Sunday, April 29, 2012

Cats in Art: The Two Beggars (Ceruti)

From my continuing weekly Sunday series of cats in art. I am using some ideas from the coffee table book, The Cat in Art, by Stefano Zuffi.

Click to enlarge, then ESC to return.  Image credit Art History, The Two Beggars, Giacomo Ceruti, 1730-1734, oil on canvas, 52" x 67", held by Coteca Tosio Martineco, Brescia, Italy.

Zuffi comments:
Cats are often the companions of the poor folks that inhabit the world painted by Il Pitocchetto, "the little beggar," as Ceruti was known [aside by Gary: I like this guy already, just based upon that fact!].  Sad and emaciated like their owners, they nevertheless share the poignant humanity that to canvas with few concessions to the pathetic or sentimental....These three living creatures, perceived from a low point of view, gaze at the viewer with a mixture of melancholy resignation and human dignity.  And if they are capable of loving a kitten--ragged and disheveled as they are--they have a heart like everyone else.

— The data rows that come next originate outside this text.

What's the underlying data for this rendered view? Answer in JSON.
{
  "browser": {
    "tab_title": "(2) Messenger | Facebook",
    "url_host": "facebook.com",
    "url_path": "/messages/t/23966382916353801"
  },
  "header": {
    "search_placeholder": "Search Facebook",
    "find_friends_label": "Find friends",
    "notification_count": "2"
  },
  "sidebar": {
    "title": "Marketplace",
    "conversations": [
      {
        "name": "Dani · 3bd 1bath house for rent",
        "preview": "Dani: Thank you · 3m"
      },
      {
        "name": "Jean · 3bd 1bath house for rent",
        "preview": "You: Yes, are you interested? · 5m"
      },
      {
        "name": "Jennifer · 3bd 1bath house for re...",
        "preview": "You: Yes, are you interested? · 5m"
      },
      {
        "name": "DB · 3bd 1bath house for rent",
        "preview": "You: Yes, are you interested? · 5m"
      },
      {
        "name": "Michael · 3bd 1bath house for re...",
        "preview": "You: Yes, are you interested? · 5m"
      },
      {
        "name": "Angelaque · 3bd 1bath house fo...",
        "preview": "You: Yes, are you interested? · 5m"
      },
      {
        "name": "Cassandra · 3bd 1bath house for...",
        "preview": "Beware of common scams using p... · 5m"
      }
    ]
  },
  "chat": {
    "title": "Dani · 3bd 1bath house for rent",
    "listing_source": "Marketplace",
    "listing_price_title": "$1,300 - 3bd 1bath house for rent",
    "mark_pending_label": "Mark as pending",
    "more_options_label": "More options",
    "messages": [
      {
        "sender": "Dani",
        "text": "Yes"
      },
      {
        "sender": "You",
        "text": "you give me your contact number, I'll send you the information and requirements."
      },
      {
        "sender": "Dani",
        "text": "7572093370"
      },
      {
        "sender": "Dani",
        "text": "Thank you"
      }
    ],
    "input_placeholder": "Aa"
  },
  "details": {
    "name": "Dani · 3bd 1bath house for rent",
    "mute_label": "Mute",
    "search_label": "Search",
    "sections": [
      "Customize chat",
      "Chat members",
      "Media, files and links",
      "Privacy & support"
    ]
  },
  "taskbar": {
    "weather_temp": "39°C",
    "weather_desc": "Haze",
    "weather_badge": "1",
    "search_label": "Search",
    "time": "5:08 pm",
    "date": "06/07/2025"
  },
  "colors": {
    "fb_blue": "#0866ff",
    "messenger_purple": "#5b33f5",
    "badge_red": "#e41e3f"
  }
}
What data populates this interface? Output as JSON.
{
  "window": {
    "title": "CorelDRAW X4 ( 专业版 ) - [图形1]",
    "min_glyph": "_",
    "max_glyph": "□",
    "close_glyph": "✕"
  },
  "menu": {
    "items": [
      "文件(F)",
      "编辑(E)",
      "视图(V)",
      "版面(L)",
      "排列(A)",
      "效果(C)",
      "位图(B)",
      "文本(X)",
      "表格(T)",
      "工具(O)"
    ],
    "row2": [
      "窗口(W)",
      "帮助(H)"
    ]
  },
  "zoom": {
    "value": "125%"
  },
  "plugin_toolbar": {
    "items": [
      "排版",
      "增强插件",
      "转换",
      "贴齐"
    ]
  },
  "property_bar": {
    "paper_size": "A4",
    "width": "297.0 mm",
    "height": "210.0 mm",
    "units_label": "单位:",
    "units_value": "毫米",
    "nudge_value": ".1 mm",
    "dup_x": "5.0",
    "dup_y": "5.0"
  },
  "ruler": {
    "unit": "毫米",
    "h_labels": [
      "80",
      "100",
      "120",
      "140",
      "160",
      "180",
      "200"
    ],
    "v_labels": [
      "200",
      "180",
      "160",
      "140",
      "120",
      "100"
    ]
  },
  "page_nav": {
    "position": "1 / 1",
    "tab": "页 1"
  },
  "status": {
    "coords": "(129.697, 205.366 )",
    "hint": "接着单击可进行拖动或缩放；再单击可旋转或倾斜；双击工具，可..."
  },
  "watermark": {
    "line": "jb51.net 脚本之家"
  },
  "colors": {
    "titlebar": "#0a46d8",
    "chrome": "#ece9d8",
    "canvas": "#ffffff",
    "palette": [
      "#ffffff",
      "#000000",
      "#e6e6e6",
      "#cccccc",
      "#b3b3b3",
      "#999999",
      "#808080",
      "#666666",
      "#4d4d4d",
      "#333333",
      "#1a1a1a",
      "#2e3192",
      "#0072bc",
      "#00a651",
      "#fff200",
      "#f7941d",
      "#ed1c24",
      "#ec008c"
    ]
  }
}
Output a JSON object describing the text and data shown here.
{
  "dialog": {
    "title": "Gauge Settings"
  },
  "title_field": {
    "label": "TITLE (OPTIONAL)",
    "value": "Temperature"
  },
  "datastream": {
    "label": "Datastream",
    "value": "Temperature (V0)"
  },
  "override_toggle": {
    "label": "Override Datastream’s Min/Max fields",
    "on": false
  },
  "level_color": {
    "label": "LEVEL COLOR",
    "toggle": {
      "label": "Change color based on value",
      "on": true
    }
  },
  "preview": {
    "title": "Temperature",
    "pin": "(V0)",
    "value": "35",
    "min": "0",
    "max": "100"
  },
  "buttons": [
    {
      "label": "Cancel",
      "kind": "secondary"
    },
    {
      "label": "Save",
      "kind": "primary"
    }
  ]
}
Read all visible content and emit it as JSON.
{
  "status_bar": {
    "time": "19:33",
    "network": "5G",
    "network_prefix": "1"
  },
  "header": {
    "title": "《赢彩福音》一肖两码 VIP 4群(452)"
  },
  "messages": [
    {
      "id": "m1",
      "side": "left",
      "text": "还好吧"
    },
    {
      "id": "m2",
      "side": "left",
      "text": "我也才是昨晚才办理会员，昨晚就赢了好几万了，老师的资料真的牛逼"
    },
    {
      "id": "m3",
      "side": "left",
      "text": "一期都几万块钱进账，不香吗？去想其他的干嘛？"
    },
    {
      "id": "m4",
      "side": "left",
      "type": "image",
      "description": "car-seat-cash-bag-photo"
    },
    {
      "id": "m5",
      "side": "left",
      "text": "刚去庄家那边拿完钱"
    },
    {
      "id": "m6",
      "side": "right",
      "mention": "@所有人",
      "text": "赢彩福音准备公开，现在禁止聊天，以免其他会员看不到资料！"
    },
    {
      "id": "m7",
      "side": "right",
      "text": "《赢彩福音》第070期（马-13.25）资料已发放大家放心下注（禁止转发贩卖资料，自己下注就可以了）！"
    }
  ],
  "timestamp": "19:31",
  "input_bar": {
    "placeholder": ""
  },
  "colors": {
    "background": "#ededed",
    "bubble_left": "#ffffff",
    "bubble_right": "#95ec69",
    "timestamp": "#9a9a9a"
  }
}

Cats touch our hearts...just as they did for these two beggars and their painter nearly 300 years ago.

Also, since most of us see world class art only via the medium of print (such as a coffee table book like Zuffi's), I pay close attention to the listed size of the painting.  Many images actually are tiny--perhaps only 12" on a side--and others are huge, measuring several feet on a side.  Ceruti's The Two Beggars is large, nearly 4' x 7'.  If I ever get to Italy and get to see this painting I would likely just stand there and stare at it in awe for a long, long, time.